Q-3:  Can you use solvent-based sealers or other solvent-containing products indoors?

A-3:  YES!  …one caveat…it will stink for at least a while and make absolutely sure that conditions permit adequate ventilation, safety from ignition sources, and that your choice to employ such a product does not affect others who may have to deal with the fumes.

 

Q-4:  How do I prepare a surface to be acid-stained?

A-4:  There are a number of ways to do this but keep a couple concerns in the fore-front of your decision-making process.  You should avoid using an acid solution prior to an acid stain.  Its similar to trying to start a campfire with charred wood…the fuel is largely consumed and rendered far less effective.

 

Also, you do not want to damage the concrete and mark it with swirl-marks and/or scars that will be highlighted by the stain so avoid aggressive grinders, scrapers, or scarifiers.  Super Blue is a chemical detergent that combines a detergent with two mildly acidic ingredients.  This is enough to clean the floor and mildly open the pores of the cement to prep it for better stain acceptance.
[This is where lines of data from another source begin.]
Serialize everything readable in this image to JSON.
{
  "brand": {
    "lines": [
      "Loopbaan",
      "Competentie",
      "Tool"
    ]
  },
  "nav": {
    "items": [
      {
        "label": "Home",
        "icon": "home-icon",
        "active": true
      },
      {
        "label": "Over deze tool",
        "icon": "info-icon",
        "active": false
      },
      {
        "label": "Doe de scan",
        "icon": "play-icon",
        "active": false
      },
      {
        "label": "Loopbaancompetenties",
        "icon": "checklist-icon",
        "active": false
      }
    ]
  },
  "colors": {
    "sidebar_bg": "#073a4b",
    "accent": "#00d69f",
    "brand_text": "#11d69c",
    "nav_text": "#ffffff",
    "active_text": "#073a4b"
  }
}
Mild dish soap like Palmolive and Dawn work very well and will not leave a soapy residue behind causing extra efforts with rinsing several times. Burned or power-troweled floors are a very difficult surface to prep for an acid stain.  Consider acetone-based dyes for such situations.

 

Lastly, and most importantly, always consider the preparation requirements of your sealer or coating as well.  This should never be an after-thought.

 

Q-5:  Is there something available that helps make my stamped concrete less slippery?

A-5:  YES!  There are many products with many names, most of which reference an animal such as a shark, monkey, or rhino for some reason.  Typically, these are additives for acrylic sealers.  They are powdered polypropylene spheres that add some small amount of slip-resistance to a surface.

 

If you have a pool deck that is stamped concrete, you should insist on something and even, perhaps, sample something more aggressive like “skid-tex.”  If your surface is to be sealed with epoxy or a urethane, you should ask your installer about Aluminum Oxide.  Note that the addition of slip-resistant additives will usually shorten the products’ lifespan and may lead to more frequent re-seals.  Further, slip-resistance often comes with sacrificing a level of gloss.